I thank D.R. for translating this story from Hebrew proving that being Canadian and knowing Hebrew [in addition to Canadian] is no contradiction. 

:-)

Numerous Jews were exiled to Siberia during and after WWII, many of them from the (now former) Soviet Union.  Among them was a special man by the name Rabbi Mendel Futerfas, a Chabad chassid (who would later become a well-known Chabad Mashpia) interned there in a detention camp.  What occupied him - on regular days but particularly around the chagim - was the need and desire to keep to the Torah and mitzvot, even out in the snowy forests of Siberia, including arranging davening both on chol and chagim.

This was particularly challenging during the yamim nora'im, because while the Jewish prisoners knew the regular tefillot by heart, they had difficulty remembering the many piyutim and additions of the yamim nora'im.

 And so there were a handful of Jews there in the camp during the yamim nora'im, with neither tallis nor machzor, minyan, nor shofar, and they tried to draw from their memories what parts and pieces of the tefillos and piyutim they could, eventually managing to recover at least some of the tefillos.

The one benefit - if you can call it that - was that in such a situation, every section of tefilla takes on new meaning, deeper and clearer; and after pouring such effort into recalling it, it acquires a greatly increased value in the mind of the man who remembered it (as it says in ב"מ לח ע"א, that a man prefers one קב of his own to nine  קבין of his friend, and Rashi explains there that a man values what he has invested himself in).

As they attempted to recall the tefillot, Reb Mendel came to the well-known piyut "וכל מאמינים", and was filled with longing for the past.  He went over and over the familiar words, in their special tune, paying great attention to the meaning of the words.

  And then, in the middle of the niggun, a thought came to him:

Really?

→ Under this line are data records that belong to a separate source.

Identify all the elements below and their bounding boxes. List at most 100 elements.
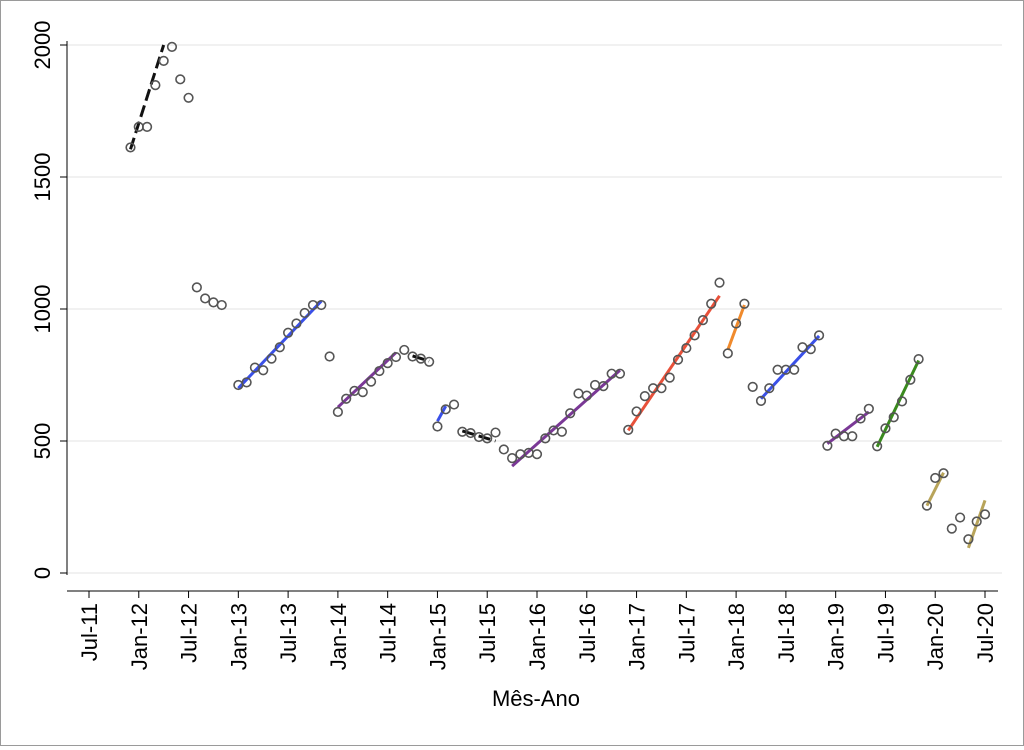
data-point: [855, 413, 866, 424]
data-point: [200, 293, 211, 304]
y-axis: 0 500 1000 1500 2000: [30, 21, 68, 579]
data-point: [324, 351, 335, 362]
data-point: [382, 358, 393, 369]
data-point: [971, 516, 982, 527]
data-point: [556, 426, 567, 437]
x-tick-label: Jan-18: [724, 603, 749, 670]
data-point: [681, 342, 692, 354]
data-point: [789, 364, 800, 375]
data-point: [896, 396, 908, 407]
y-tick-label: 0: [30, 567, 55, 579]
data-point: [531, 449, 543, 460]
data-point: [216, 299, 227, 311]
data-point: [141, 121, 153, 132]
data-point: [921, 500, 933, 511]
data-point: [656, 383, 667, 394]
data-point: [183, 92, 194, 103]
data-point: [672, 354, 684, 365]
data-point: [540, 433, 551, 444]
data-point: [490, 427, 501, 438]
x-tick-label: Jan-17: [625, 603, 650, 670]
data-point: [689, 330, 700, 341]
data-point: [706, 298, 717, 309]
x-tick-label: Jul-14: [376, 603, 401, 663]
data-point: [714, 277, 725, 288]
data-point: [158, 55, 169, 66]
data-point: [631, 406, 642, 417]
trend-line: [511, 369, 621, 468]
data-point: [283, 327, 294, 338]
data-point: [565, 408, 576, 419]
data-point: [125, 142, 136, 153]
data-point: [581, 390, 592, 401]
data-point: [291, 318, 302, 329]
data-point: [299, 307, 310, 319]
x-tick-label: Jan-20: [923, 603, 948, 670]
data-point: [241, 377, 252, 388]
data-point: [722, 348, 733, 359]
x-tick-label: Jan-13: [226, 603, 251, 670]
trend-line: [412, 354, 430, 363]
data-point: [913, 354, 924, 365]
data-point: [946, 523, 957, 534]
data-point: [905, 374, 916, 385]
data-point: [930, 472, 941, 484]
data-point: [266, 353, 277, 364]
data-point: [863, 403, 874, 414]
data-point: [938, 468, 949, 479]
data-point: [507, 453, 518, 464]
data-point: [440, 404, 451, 415]
data-point: [847, 431, 858, 442]
y-tick-label: 1000: [30, 285, 55, 334]
x-tick-label: Jan-16: [525, 603, 550, 670]
data-points: [125, 41, 991, 545]
x-tick-label: Jan-19: [824, 603, 849, 670]
x-tick-label: Jul-11: [77, 603, 102, 661]
data-point: [888, 412, 899, 423]
trend-line: [129, 44, 166, 150]
data-point: [764, 383, 775, 394]
data-point: [614, 368, 626, 379]
data-point: [365, 376, 377, 387]
data-point: [755, 395, 767, 406]
plot-area: [67, 16, 1002, 591]
data-point: [150, 80, 161, 91]
data-point: [465, 427, 476, 439]
data-point: [374, 365, 385, 377]
data-point: [880, 423, 891, 434]
data-point: [731, 318, 742, 329]
trend-line: [627, 294, 721, 432]
data-point: [399, 344, 410, 356]
data-point: [448, 399, 460, 410]
data-point: [332, 406, 343, 418]
data-point: [424, 356, 435, 367]
y-tick-label: 2000: [30, 21, 55, 70]
data-point: [813, 330, 825, 341]
data-point: [623, 424, 634, 436]
trend-line: [966, 499, 987, 549]
data-point: [258, 365, 269, 376]
y-tick-label: 1500: [30, 153, 55, 202]
data-point: [872, 441, 883, 452]
x-tick-label: Jul-17: [674, 603, 699, 663]
data-point: [664, 372, 675, 383]
x-tick-label: Jul-15: [475, 603, 500, 663]
x-tick-label: Jul-20: [973, 603, 998, 663]
x-tick-label: Jan-14: [326, 603, 351, 670]
x-tick-label: Jan-12: [127, 603, 152, 670]
x-tick-label: Jul-12: [177, 603, 202, 663]
trend-line: [461, 429, 496, 443]
data-point: [639, 391, 650, 402]
data-point: [191, 282, 202, 293]
x-axis-title: Mês-Ano: [492, 686, 580, 711]
data-point: [739, 298, 750, 309]
data-point: [697, 314, 709, 326]
x-tick-label: Jul-13: [276, 603, 301, 663]
data-point: [274, 342, 285, 353]
x-axis: Jul-11 Jan-12 Jul-12 Jan-13 Jul-13 Jan-14 Jul-…: [67, 590, 998, 670]
trend-line: [925, 472, 945, 507]
data-point: [316, 299, 327, 311]
trend-line: [436, 405, 448, 422]
data-point: [805, 344, 816, 355]
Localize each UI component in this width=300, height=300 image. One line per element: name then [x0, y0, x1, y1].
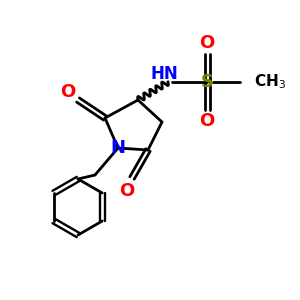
Text: O: O	[200, 112, 214, 130]
Text: HN: HN	[150, 65, 178, 83]
Text: S: S	[200, 73, 214, 91]
Text: CH$_3$: CH$_3$	[254, 73, 286, 91]
Text: N: N	[110, 139, 125, 157]
Text: O: O	[60, 83, 76, 101]
Text: O: O	[200, 34, 214, 52]
Text: O: O	[119, 182, 135, 200]
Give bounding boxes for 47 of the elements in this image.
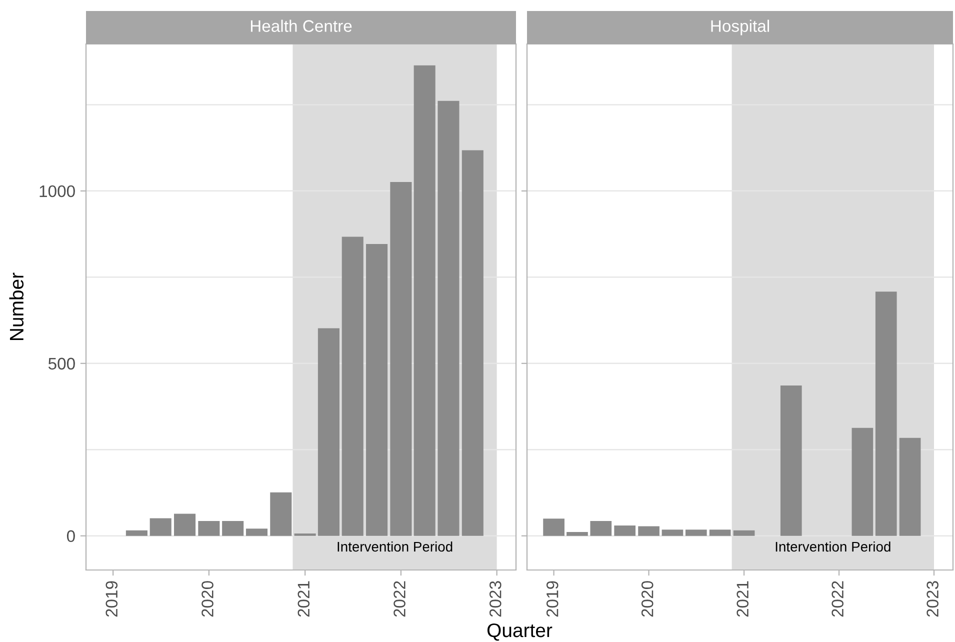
x-tick-label: 2021 (736, 581, 749, 617)
bar (222, 521, 244, 536)
bar (685, 530, 707, 536)
bar (414, 65, 436, 536)
bar (366, 244, 388, 536)
bar (174, 514, 196, 536)
x-tick-label: 2022 (394, 581, 406, 617)
x-axis-title: Quarter (487, 623, 552, 641)
x-tick-label: 2020 (202, 581, 214, 617)
bar (875, 292, 897, 536)
x-tick-label: 2023 (489, 581, 502, 617)
x-tick-label: 2021 (298, 581, 310, 617)
bar (733, 530, 755, 536)
bar (246, 528, 268, 536)
bar (590, 521, 612, 536)
band-label: Intervention Period (338, 541, 452, 552)
bar (852, 428, 874, 536)
x-tick-label: 2020 (641, 581, 654, 617)
y-tick-label: 1000 (40, 185, 75, 198)
y-tick-label: 500 (48, 358, 75, 370)
bar (662, 530, 684, 536)
bar (780, 385, 802, 536)
chart-title: Hospital (711, 20, 769, 36)
band-label: Intervention Period (776, 541, 890, 552)
bar (638, 526, 660, 536)
bar (438, 100, 460, 536)
x-tick-label: 2019 (546, 581, 558, 617)
bar (198, 521, 220, 536)
bar (318, 328, 340, 536)
bar (270, 492, 292, 536)
bar (126, 530, 148, 536)
bar (390, 182, 412, 536)
chart-title: Health Centre (250, 20, 352, 32)
x-tick-label: 2023 (926, 581, 938, 617)
bar (709, 530, 731, 536)
bar (614, 526, 636, 536)
bar (462, 150, 484, 536)
bar (566, 532, 588, 536)
bar (543, 518, 564, 536)
bar (294, 533, 316, 536)
bar (899, 438, 921, 536)
y-tick-label: 0 (66, 530, 75, 542)
x-tick-label: 2019 (106, 581, 118, 617)
bar (342, 236, 364, 536)
x-tick-label: 2022 (832, 581, 844, 617)
bar (150, 518, 172, 536)
y-axis-title: Number (9, 272, 24, 340)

He asked himself.  All those Bolsheviks, Communists and atheists surrounding me every day in this camp - the majority of whom, unfortunately, are children of Avraham, Yitzchak and Ya'akov, and who imagine that they are going to remake the world in the communist image, ה' ירחם - are they also מאמינים?  וכל מאמינים, really?  Are all those under whom I suffer daily, these people who step on all that is holy and dear to the Jewish people, who scorn everything holy and claim that that religion is nothing but "the opiate of the masses", חלילה - are they also believers "שהוא ואין בלתו", "שהוא כל יכול", "שהוא מלך עולם"? [As it says in the piyut.]

Reb Mendel, as a Chasid and a ma'amin, did not let this thought rest long in his heart, but immediately rejected it, saying, "If it is written in the machzor, "וכל מאמינים", this must indeed be the case.  Despite the fact that to the eyes of flesh-and-blood it appears otherwise, still surely כולם מאמינים."

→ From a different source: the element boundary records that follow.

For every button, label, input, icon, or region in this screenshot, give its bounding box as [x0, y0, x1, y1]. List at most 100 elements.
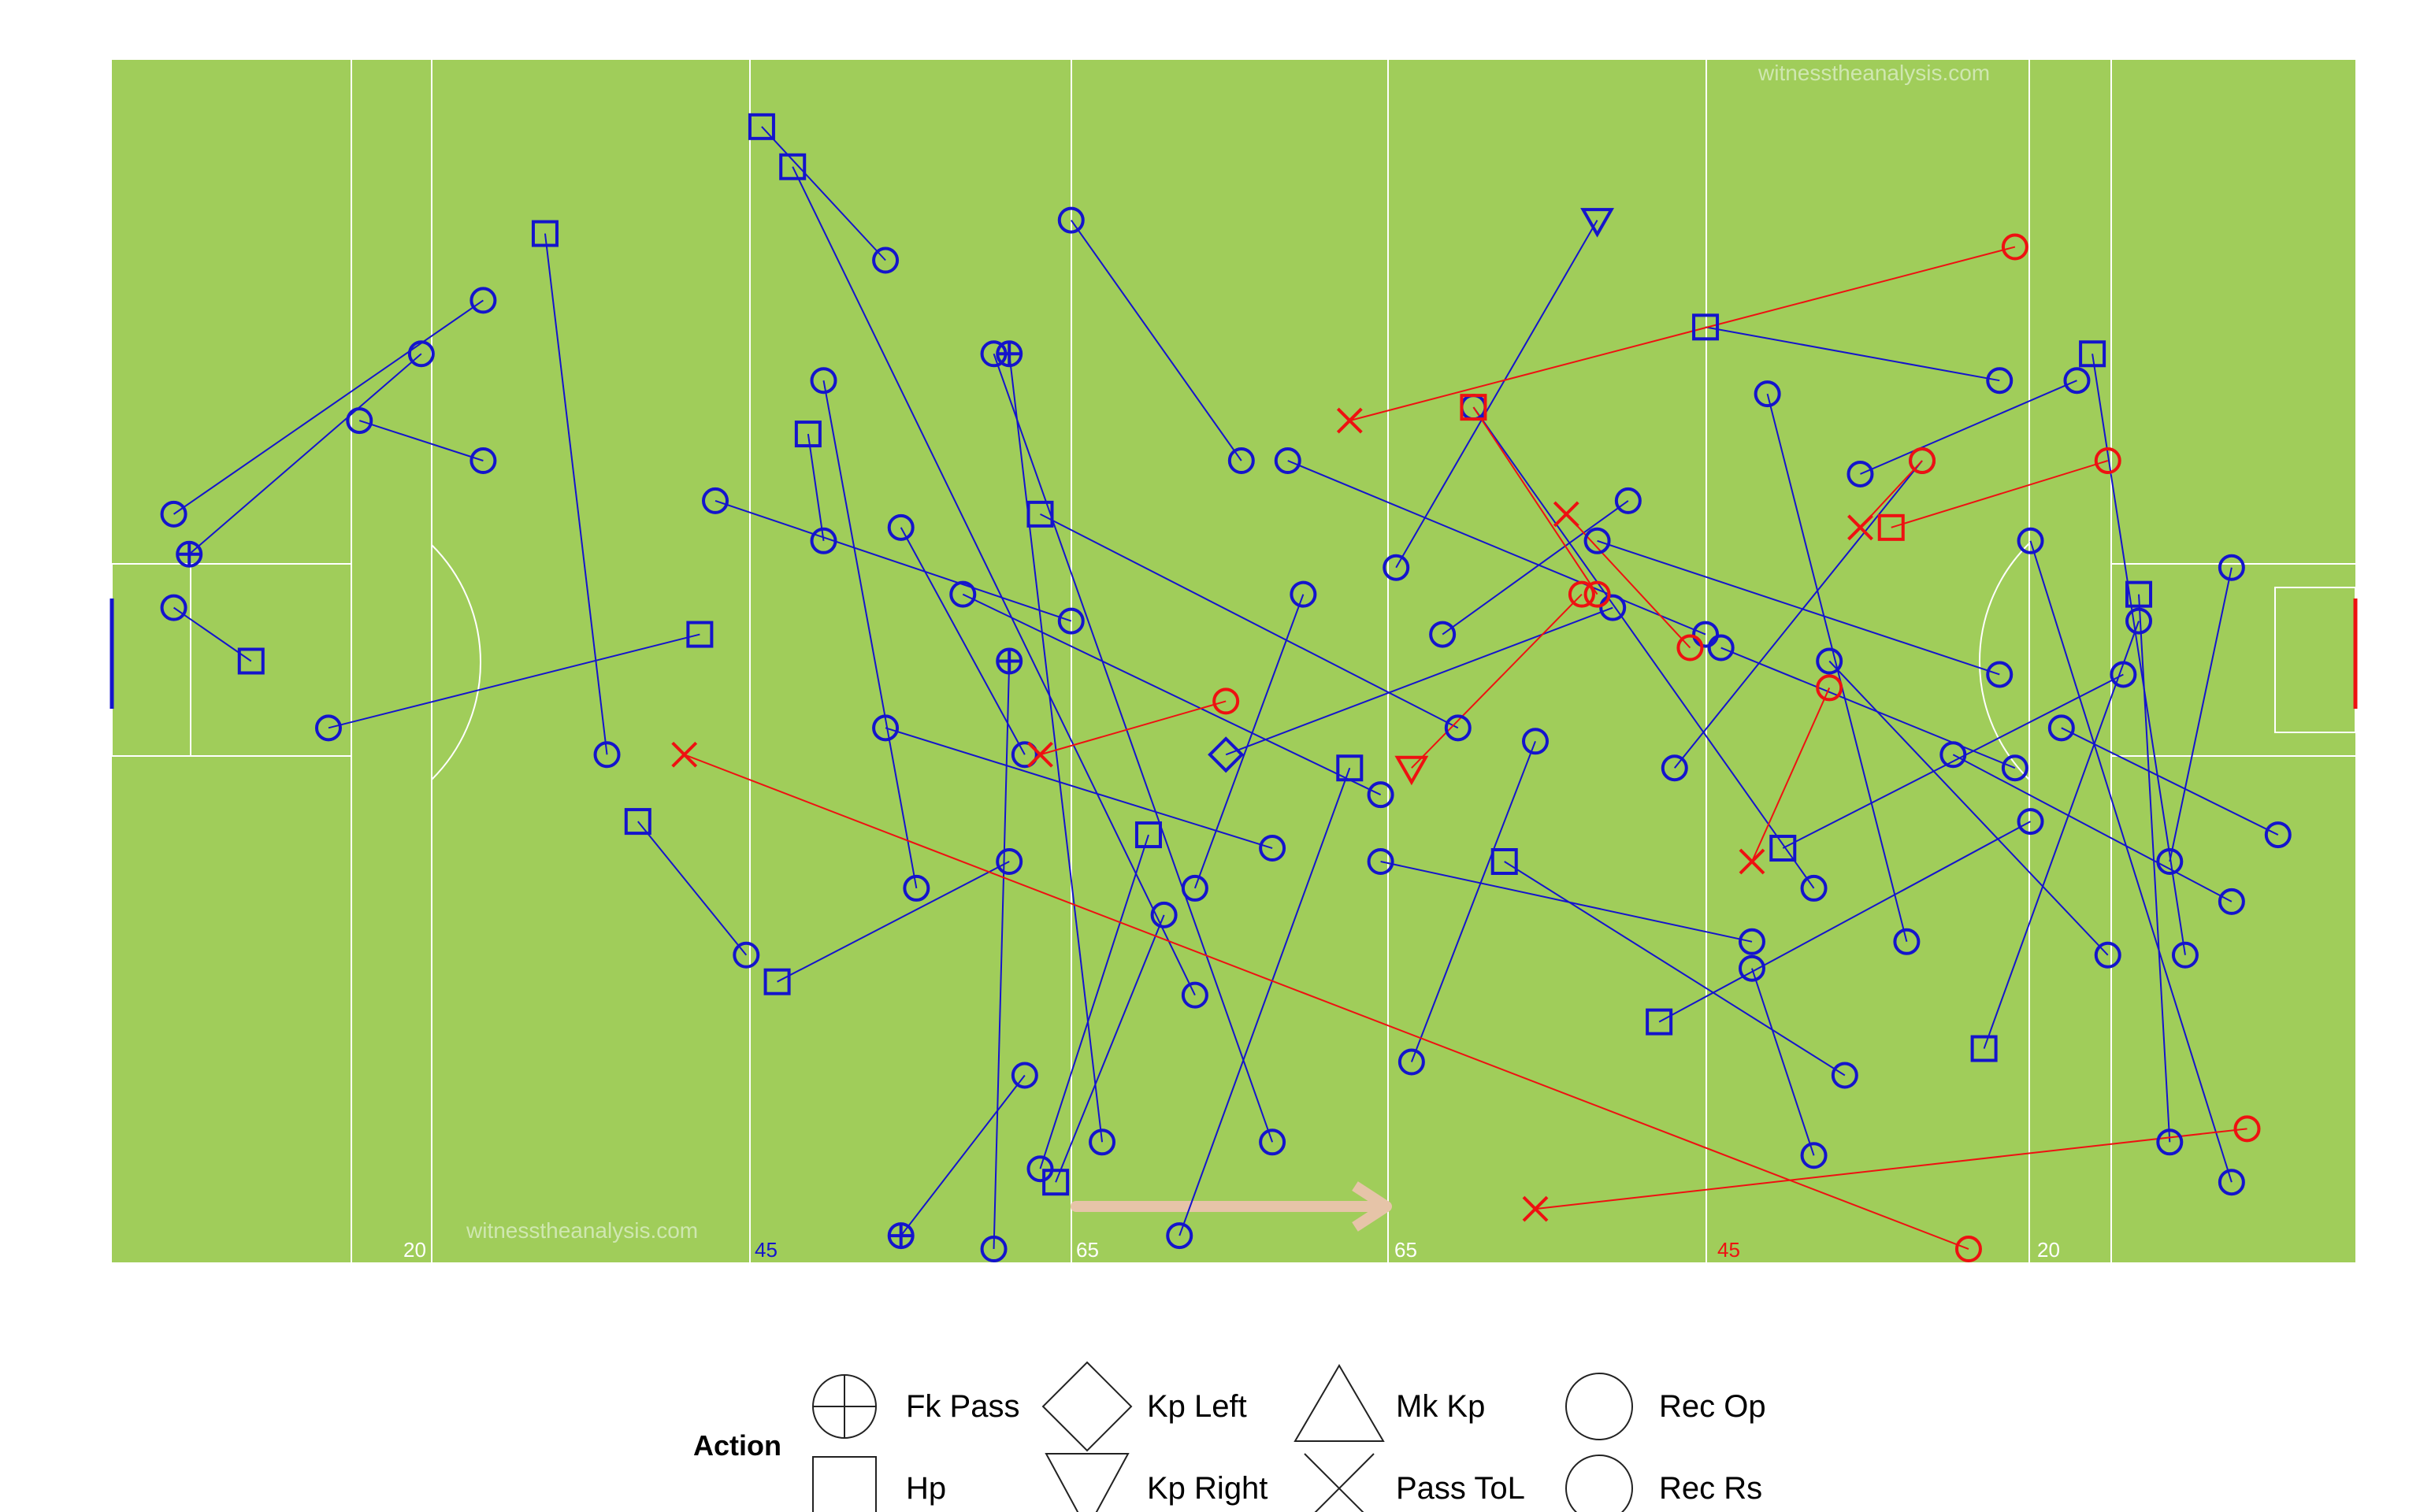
pass-start-marker	[1939, 741, 1967, 769]
pass-end-marker	[733, 941, 760, 969]
pass-start-marker	[763, 968, 791, 995]
pass-start-marker	[1336, 754, 1364, 782]
pass-end-marker	[1367, 781, 1394, 809]
pass-start-marker	[1970, 1035, 1998, 1062]
pass-start-marker	[1739, 848, 1765, 875]
pass-start-marker	[887, 513, 915, 541]
pass-end-marker	[1954, 1236, 1982, 1263]
pass-end-marker	[2125, 607, 2153, 635]
pass-line	[1535, 1128, 2247, 1210]
pitch-label-right-65: 65	[1394, 1238, 1417, 1262]
legend-diamond-icon	[1041, 1361, 1133, 1452]
pass-end-marker	[2218, 1169, 2245, 1196]
pass-start-marker	[2125, 580, 2153, 608]
pass-start-marker	[1027, 741, 1053, 768]
pass-start-marker	[1877, 513, 1905, 541]
pass-end-marker	[1692, 621, 1720, 648]
pass-end-marker	[1290, 580, 1317, 608]
pass-start-marker	[531, 220, 559, 247]
pass-line	[900, 527, 1026, 755]
pass-start-marker	[1769, 835, 1797, 862]
pass-line	[1952, 754, 2233, 902]
pass-lines	[173, 126, 2279, 1250]
pass-start-marker	[2047, 714, 2075, 742]
pass-line	[1751, 968, 1815, 1156]
pitch-label-right-20: 20	[2037, 1238, 2060, 1262]
legend-triangle-up-icon	[1294, 1364, 1385, 1442]
pass-start-marker	[903, 874, 930, 902]
pass-start-marker	[1367, 848, 1394, 875]
right-large-box	[2111, 563, 2355, 757]
pass-end-marker	[160, 594, 187, 621]
legend: Action Fk Pass Hp Kp Left Kp Right Mk Kp Pass …	[693, 1361, 1766, 1512]
left-arc	[431, 544, 482, 780]
pass-start-marker	[346, 407, 373, 435]
pass-end-marker	[314, 714, 342, 742]
direction-arrow	[1071, 1181, 1392, 1232]
pass-start-marker	[1847, 514, 1873, 541]
pass-end-marker	[2017, 808, 2044, 836]
pass-line	[1287, 460, 1706, 636]
pass-start-marker	[1057, 206, 1085, 234]
pass-line	[1178, 767, 1351, 1236]
pass-start-marker	[779, 153, 807, 180]
legend-circle-icon	[1565, 1455, 1633, 1512]
pass-start-marker	[1738, 954, 1765, 982]
pass-end-marker	[2094, 447, 2121, 474]
pass-start-marker	[748, 113, 775, 140]
pass-start-marker	[1893, 928, 1921, 955]
pass-line	[1380, 861, 1753, 943]
legend-square-icon	[812, 1456, 877, 1512]
pass-line	[1705, 326, 2000, 382]
pass-end-marker	[2264, 821, 2292, 849]
pass-line	[173, 299, 484, 515]
pass-line	[684, 754, 1969, 1250]
pass-line	[1395, 220, 1598, 569]
legend-item-kp-left: Kp Left	[1041, 1361, 1247, 1452]
pass-line	[544, 233, 608, 755]
legend-cross-icon	[1304, 1453, 1375, 1512]
pass-end-marker	[407, 340, 435, 368]
pass-line	[962, 593, 1382, 796]
pass-start-marker	[1580, 208, 1615, 238]
pass-start-marker	[1429, 621, 1457, 648]
pass-start-marker	[1522, 728, 1550, 755]
pass-start-marker	[887, 1222, 915, 1250]
pass-end-marker	[1227, 447, 1255, 474]
pass-line	[1410, 740, 1536, 1062]
legend-label: Kp Left	[1147, 1389, 1247, 1424]
legend-item-hp: Hp	[812, 1456, 946, 1512]
legend-item-pass-tol: Pass ToL	[1304, 1453, 1525, 1512]
legend-label: Fk Pass	[906, 1389, 1019, 1424]
right-arc	[1978, 543, 2030, 780]
pass-start-marker	[872, 714, 900, 742]
legend-label: Mk Kp	[1396, 1389, 1485, 1424]
pass-end-marker	[1583, 580, 1611, 608]
pass-line	[188, 353, 422, 555]
pass-end-marker	[2156, 1128, 2184, 1156]
pass-line	[1720, 647, 2016, 769]
pass-end-marker	[1831, 1062, 1858, 1089]
legend-label: Kp Right	[1147, 1471, 1268, 1506]
pass-end-marker	[593, 741, 621, 769]
pass-line	[1597, 539, 2000, 676]
pass-line	[1040, 700, 1227, 756]
pass-start-marker	[1042, 1169, 1070, 1196]
pass-start-marker	[1707, 634, 1735, 662]
pass-start-marker	[1646, 1008, 1673, 1036]
pass-line	[993, 353, 1274, 1143]
left-large-box	[112, 563, 351, 757]
pass-end-marker	[810, 527, 837, 554]
pass-line	[2169, 567, 2233, 862]
legend-item-rec-op: Rec Op	[1565, 1373, 1766, 1440]
pass-line	[1055, 914, 1165, 1183]
pass-line	[1504, 861, 1846, 1077]
pass-line	[761, 126, 886, 261]
pass-end-marker	[2063, 367, 2091, 395]
pass-start-marker	[2017, 527, 2044, 554]
pass-end-marker	[1568, 580, 1595, 608]
pass-end-marker	[1150, 901, 1178, 928]
pass-end-marker	[1011, 741, 1038, 769]
pass-line	[2061, 727, 2279, 836]
pass-start-marker	[1026, 500, 1054, 528]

Nonetheless, the thought gnawed at his heart: וכל מאמינים? He saw the exact opposite before him.

And so several days passed, until one night after Yom Kippur, Reb Mendel was lying on his bunk in the prison cabin, late at night and noticed a man on one of the upper bunks staring at him intently.

He began to be afraid, because this was a place where a man's life was not worth much, and murder among the prisoners was commonplace.  The enormous man could crush a "flea" like him, he thought; his face seemed like that of a robber and a murderer.  The man suddenly descended and began to move towards him, and Reb Mendel was filled with dread that his life would shortly come to its end, חלילה. 

And then the man asked in a rough voice, "Are you a Jew?"  Reb Mendel responded in a whisper, "I am." 

To his wonder, the fellow replied, "So am I."

Reb Mendel was struck speechless.  After a pause, the fellow said to him excitedly, "You know, I fasted on Yom Kippur!  I didn't know when Yom Kippur was, and didn't even think of it, but when I was with my work group, I saw some Jews who had received permission to walk around the yard for a quarter of an hour under heavy guard.  Their heads were down, and their hands behind their backs... and I heard one whisper to another: Tomorrow is Yom Kippur.

"When I heard that, I remembered the holy day, and I decided that davka here in the detention camp, I would fast on Yom Kippur.  I pretended to be ill, and didn't go to work, and nobody suspected a thing, because I don't look Jewish at all.  I fasted and lay all day on my bunk."

  Reb Mendel's fear had turned to wonder, but he marveled even more as the man continued.

"I wanted to daven," he said, "but I didn't know any tefillot at all.  I strained my memory, and suddenly recalled one of the tefillot that my grandmother taught me to say when I get up in the morning - a tefilla only twelve words long: מודה אני לפניך מלך חי וקיים שהחזרת בי נשמתי בחמלה רבה אמונתך.  So I lay in bed all day, repeating    מודה אני thousands of times.  Here, I spent Yom Kippur like a Jew."

Reb Mendel heard his story, and the last of his doubts disappeared.  If even this character, who to all appearances had abandoned faith completely, believes and awakens thus, it is clear that indeed it is true:  וכל מאמינים.